With my 3 day pass at Cannes, I didn’t expect to meet any actors or directors but only to catch the screenings I would be allowed in and get the privilege to see some movies before the rest of the world.
It proved to be true, with one exception: when Andréa Bescond (main actress, co-writer and co-director of Little Tickles), Eric Metayer (co-writer and co-director) and one of the producers of this movie invited themselves into one of the screenings, watched the movie with us and offered us a Q&A right after.
Watching Little Tickles is already an emotional journey, but watching it with its writers/directors is indescribable.
Adapted from a play by the same writers and telling the real-life story of Andréa Bescond, Little Tickles tells the journey of Odette, a young woman (played by both Andréa Bescond (as an adult) & Cyrille Mairesse (as a child)) who seeks therapy to confront her past after years of silence on the rapes she suffered as a child from Gilbert Miguié, Pierre Deladonchamps (Stranger By The Lake, House Of Time), a close friend of her parents, Karin Viard (Polisse, Delicatessen) & Clovis Cornillac (A Very Long Engagement, Eden Log). The movie therefore navigates between Odette’s adult life and her memories.
The subject is very heavy, but handled well from start to finish. We never actually see anything graphic on screen, but the rapes are still made very explicit (both on screen and in some dialogue), a choice that will, without a doubt, rebuke some viewers but is in my opinion a necessary one – shying away from the reality of paedophilia wouldn’t have been a wise decision in portraying the life of a victim of such acts.
The emotional heaviness of the subject matter is, however, often alleviated by a lot of humour that never feels out of place but also rarely worked well either – it still, however, has the effect of balancing out the tone of the movie.
The main flaw of Little Tickles comes from the adaptation from the play, a flaw that is expected from first time directors and which mostly comes out through the humour that I thought didn’t work: a lot of the gags or jokes probably worked well with a live audience to interact with, but not so much in a feature-film.
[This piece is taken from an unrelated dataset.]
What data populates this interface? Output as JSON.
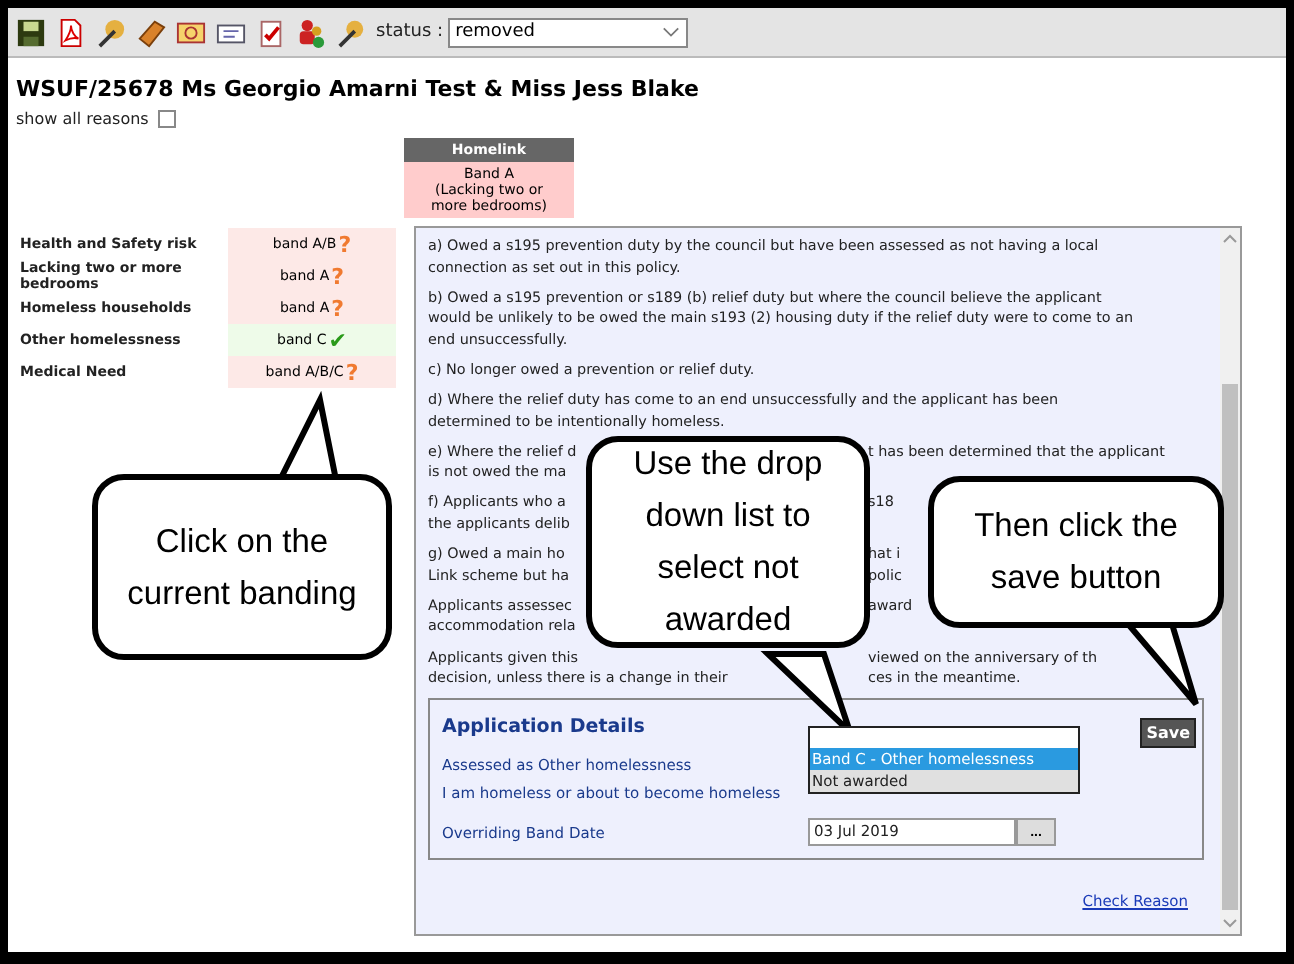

For example, during her therapy sessions, Odette travels through her memories and is seen as an adult walking through them and commenting them, even changing them at will.
The first time this happens, the character explains it to us through a fun line of dialogue, but as it reoccurs again and again the same joke is also re-used.
It is obviously done to remind the audience of what is happening, as not to confuse them, but it can feel like the writers think of us as less smart than we actually are.
In a play, however, I have no doubt this repetition would work well, as the audience is expected to use their imagination to see what the actors describe to them with very limited space and props.
In the same way, a fantasy memory of Odette involves her running around on the stage of a prestigious opera house while showing her middle finger to the empty seats of the audience; a joke that again must work wonderfully well in front of a live audience that becomes part of the play, but a joke that feels a bit empty on a big screen.
Throughout the movie a beacon of hope for Odette emerges: her passion for dancing that becomes an escape of sorts.
The movie is therefore interspersed with a few dancing scenes that evoke Odette’s mental state and reconciliation with her body, as well as give the story a bit of a fairytale-like element accentuated by some of the classical music used in the soundtrack, an element that again alleviates the darkness of the subject matter and acts almost as the light against the darkness of Odette’s past.
The casting of the film is exceptional, especially Cyrille Mairesse as young Odette, who manages to convey the internal fears of the character with such little dialogue.
But most of all Karin Viard as Odette’s mother, an incredibly fascinating and almost repulsive character that could only work in the hands of such a great actress. The rest of the cast is incredible as well, and all have their moment to shine.
When the screen went dark and the lights went up, several people at my screening were sobbing and the first words said to the directors were just a simple “thank you”.
Little Tickles may have some flaws, but the story it is telling is one that deserves to be shown as widely as possible. The directors themselves told us they hope this movie will open discussions, raise awareness and prevent further sufferings. By being shown at the Cannes Film Festival it has already reached many people and is sure to reach many more, and I hope it will.